Le confinement a été annoncé le 13 mars 2020, décrété le lendemain en Espagne. Le même jour, la Catalogne annonçait les fermetures de commerces, lieux de loisirs et recommandait aux habitants de rester chez eux. Les Français de Barcelone ont vécu ces journées entre bouleversement et incompréhension. Retour en arrière.
“Horrible, c’était le week-end de l’anniversaire de mon meilleur ami. On a eu trente personnes de Paris qui sont descendues pour le fêter et profiter de Barcelone » se souvient Thibault Leray. Tout était réservé : boîte, restaurant, bar privatisé. Le vendredi, tout a été annulé à la dernière minute. « On ne savait pas trop ce qu’il se passait”. Faute de pouvoir se rendre ailleurs, le groupe se retrouve dans un appartement. La soirée se solde par une plainte du voisinage à 22h, l’arrivée de la police et une amende. L’ambiance devient morose. “Tout le monde a dû prendre un billet d’avion en urgence samedi, de peur de rester bloqué en Espagne” ajoute-t-il.
D’autres Français ont dû vivre la situation inverse, comme Yann Silistrini. L’entrepreneur installé à Barcelone était parti avec des amis aux Deux Alpes en France pour le week-end. Réservation des forfaits, location du matériel de ski, rien ne manquait pour profiter des pistes durant la journée du samedi. Mais quelques heures plus tard, ils apprennent que tout doit fermer à minuit. Ils sont priés de repartir dès le dimanche. “Je suis rentré au plus vite à Barcelone car je craignais la fermeture de la frontière franco-espagnole” raconte Yann Silistrini. Ce week-end l’aura marqué, “c’était très particulier à vivre, surprenant et on ne pouvait pas imaginer ce qui allait se passer par la suite”.
Devenir parents
Pour certains expatriés, difficile de réaliser la situation, quand un événement parallèle se prépare à chambouler leur vie. “Mon accouchement déclenché était prévu le samedi 14 mars” raconte Crystel. La veille, la future maman et son compagnon Kévin préparent donc la valise, font des courses, sans regarder les mesures annoncées par le gouvernement. Dans leur bulle, le couple n’a pas le temps de s’en inquiéter. « À la maternité, on nous avait juste informé qu’il y aurait moins d’infirmières de nuit car elles étaient prises aux urgences, il y avait les gestes barrières, mais la situation semblait normale. J’ai pu accompagner Crystel » raconte Kévin.

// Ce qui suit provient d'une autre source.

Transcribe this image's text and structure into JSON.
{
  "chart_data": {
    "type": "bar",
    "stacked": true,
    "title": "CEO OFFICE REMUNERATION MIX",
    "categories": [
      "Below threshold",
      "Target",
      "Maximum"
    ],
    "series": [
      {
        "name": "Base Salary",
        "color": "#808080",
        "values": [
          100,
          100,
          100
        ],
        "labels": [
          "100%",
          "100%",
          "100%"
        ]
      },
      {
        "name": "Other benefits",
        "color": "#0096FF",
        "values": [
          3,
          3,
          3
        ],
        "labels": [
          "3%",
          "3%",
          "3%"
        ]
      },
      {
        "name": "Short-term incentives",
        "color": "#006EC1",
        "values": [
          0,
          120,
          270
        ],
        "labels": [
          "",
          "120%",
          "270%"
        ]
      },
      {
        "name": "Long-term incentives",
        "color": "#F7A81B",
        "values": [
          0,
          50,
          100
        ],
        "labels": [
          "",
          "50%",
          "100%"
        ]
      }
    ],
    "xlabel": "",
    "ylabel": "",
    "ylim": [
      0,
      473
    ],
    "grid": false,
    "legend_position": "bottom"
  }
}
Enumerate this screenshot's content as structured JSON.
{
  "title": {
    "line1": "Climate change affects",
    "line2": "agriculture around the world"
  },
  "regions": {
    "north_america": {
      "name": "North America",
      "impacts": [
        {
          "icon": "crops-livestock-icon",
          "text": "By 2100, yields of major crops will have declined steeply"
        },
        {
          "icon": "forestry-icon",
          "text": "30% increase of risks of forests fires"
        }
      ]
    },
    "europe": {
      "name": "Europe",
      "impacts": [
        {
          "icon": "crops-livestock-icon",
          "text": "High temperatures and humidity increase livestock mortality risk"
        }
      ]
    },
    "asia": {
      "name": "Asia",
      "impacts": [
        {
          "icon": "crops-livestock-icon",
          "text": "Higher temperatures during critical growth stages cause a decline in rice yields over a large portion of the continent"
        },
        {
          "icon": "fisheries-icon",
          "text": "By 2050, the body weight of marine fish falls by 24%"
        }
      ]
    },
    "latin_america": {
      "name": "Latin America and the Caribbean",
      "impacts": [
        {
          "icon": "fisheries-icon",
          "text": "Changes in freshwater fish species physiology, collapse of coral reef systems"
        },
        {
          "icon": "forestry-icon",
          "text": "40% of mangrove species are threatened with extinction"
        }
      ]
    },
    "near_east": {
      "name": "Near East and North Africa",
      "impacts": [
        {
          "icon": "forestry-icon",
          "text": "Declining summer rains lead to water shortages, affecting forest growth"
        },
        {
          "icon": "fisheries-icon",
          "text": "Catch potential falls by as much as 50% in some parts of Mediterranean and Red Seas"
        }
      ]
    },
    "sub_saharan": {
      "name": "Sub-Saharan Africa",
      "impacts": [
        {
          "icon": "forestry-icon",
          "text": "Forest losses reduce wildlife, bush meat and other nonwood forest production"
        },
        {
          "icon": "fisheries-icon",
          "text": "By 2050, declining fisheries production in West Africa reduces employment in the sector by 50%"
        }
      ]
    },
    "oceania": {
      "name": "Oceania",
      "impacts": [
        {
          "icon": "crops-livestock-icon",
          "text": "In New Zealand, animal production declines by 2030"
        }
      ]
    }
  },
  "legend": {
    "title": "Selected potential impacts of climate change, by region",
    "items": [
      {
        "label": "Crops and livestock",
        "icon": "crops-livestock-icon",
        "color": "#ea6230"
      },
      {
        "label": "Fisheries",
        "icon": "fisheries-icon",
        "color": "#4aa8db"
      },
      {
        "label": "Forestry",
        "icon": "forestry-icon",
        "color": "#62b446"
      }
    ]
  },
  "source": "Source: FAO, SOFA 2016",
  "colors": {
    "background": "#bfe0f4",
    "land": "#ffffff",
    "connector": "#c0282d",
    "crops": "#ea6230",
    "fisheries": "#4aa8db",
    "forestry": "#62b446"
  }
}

Lorsque le couple entend les premiers applaudissements pour le personnel sanitaire, c’est l’incompréhension .“Je faisais la blague à nos familles en disant que c’était pour l’arrivée de Noah” raconte le Français en riant. Les files d’attente devant la pharmacie étonnent également. Crystel et Kévin découvriront finalement le confinement à la sortie de la maternité, le mardi. Cette semaine fut la première d’une longue série où il a fallu s’adapter, entre rendez-vous chez le pédiatre et grandes précautions.
« Ça ne durera que 15 jours »
Du côté d’Amandine Colin, une journée étrange s’annonçait. Le jeudi 12 mars, la Catalogne annonce la fermeture des écoles et universités pour freiner la propagation du Covid. “Ma fille était super contente” se remémore la Française. Le vendredi “nous avions prévu un spa avec mon mari, c’était un cadeau de Noël”. Mais en arrivant dans le quartier du Born, l’ambiance n’était pas au rendez-vous. “Beaucoup de rideaux étaient déjà baissés. Une amie devait nous rejoindre pour une dégustation de vin le soir, mais elle a eu peur et a préféré rester chez elle. Honnêtement je ne comprenais pas ce qu’il fallait faire, ce qui était autorisé ou non” poursuit la psychologue.
Comme pour de nombreux Barcelonais, l’incompréhension était le sentiment qui primait. “Le lendemain j’ai voulu emmener ma fille au parc, mais tout était barricadé, il n’y avait personne dans les rues. Je ressentais un mélange de sidération et de peur. Mais je me disais ce n’est que pour deux semaines” confie Amandine.
C’est aussi ce que pensait Pauline Lemoine Davoust. « J’étais dans un de mes bars favoris de Barceloneta. On a bu du vin jusqu’à la fermeture en discutant, des passants se baladaient, des enfants jouaient, c’était l’ambiance quotidienne et habituelle du quartier. Et on se disait quinze jours, ça va passer vite ».